Griffin Lotson, Commission Vice-Chair, is Chief Executive Officer of the non-profit Sams Memorial Community Economic Development, Inc., as well as manager of the nationally acclaimed Geechee Gullah Ring Shouters. A resident of Darien, GA, Lotson has traced his Gullah Geechee family history back seven generations. He has worked as a community input adviser with the National Park Service Low Country Gullah Culture Special Resource study and the Gullah Geechee Cultural Heritage Corridor Commission. Lotson has also worked with The Georgia Sea Island Singers, SICARS (Sapelo Island, GA), Penn Center (St. Helena Island, SC), the Coastal African American Action Network (GA), the St. Simons African American Heritage Coalition (GA) and Geechee Kunda (GA). Lotson has raised over $10 million with grants and other funding for communities in the area of cultural arts, economic development, housing and educational programs. Traveling to Sierra Leone, he served as special consultant to the Sierra Leone Africa Government chief protocol office of foreign affairs, working also with Professor Joseph Opala, Director of the Bunce Island Coalition and Isatu Smith, a Sierra Leonean who is the deputy director.  He also met with Gullah Kinship of Sierra Leone Africa.

Jasper “Jazz” Watts, a Georgia native is currently living and working in Metro Atlanta with ancestors from Sapelo and St. Simon’s Island. Mr. Watts has been described as “a voice of reason” and “objective and diplomatic”. He has been credited with bringing information and resources to the long-time Sapelo residents seeking to stabilize their presence on the island.

 

​Florida

Meredith D. Hardy, Commission Treasurer, is an archeologist and Coordinator for Interpretation, Education, and Outreach for the Southeast Archeological Center in Tallahassee, FL, and the Cultural Resources Program Manager for Christiansted National Historic Site on St. Croix, U.S. Virgin Islands. Her research encompasses island and coastal communities, foodways, enslavement, and the emergence of creole societies. Since 1999 she has worked with Cumberland Island National Seashore to discover, interpret, and protect the African American archeological heritage within the park boundaries for the American public. Dr. Hardy makes archeological research accessible and relevant to global audiences by connecting events of the past with modern social issues. She works with NPS partners, the Smithsonian Museum of African American Heritage and Culture, and George Washington University on the Slave Wrecks Project, which combines maritime and terrestrial investigations with training, heritage protection, exhibits, and education. She has a Ph.D. from Florida State University, an MS from the University of New Orleans, and a B.A. from Indiana University.

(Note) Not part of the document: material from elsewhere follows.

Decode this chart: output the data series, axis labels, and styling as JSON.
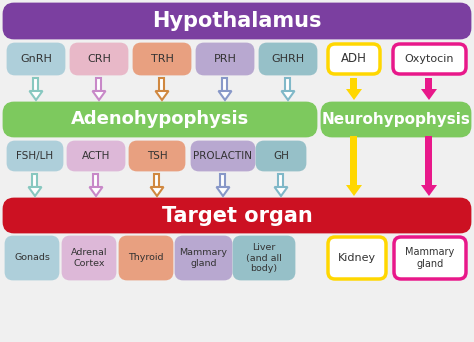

Floyd Phillips was born in Tuscaloosa, Alabama in 1942, growing up during the height of segregation. Today, as President of the Friends of Lincolnville, and co-director of the Lincolnville Museum, along with his wife, Gayle. There, he teaches throngs of individuals from all over the world about African American history in St. Johns County, where Floyd has lived since 1998.

Eugene Emory, Ph.D., is Professor of Psychology at Emory University. Dr. Emory’s clinical and research interests are in developmental psychophysiology and neuropsychology. Dr. Emory was a recipient of the Research Scientist Development Award from the National Institute of Mental Health.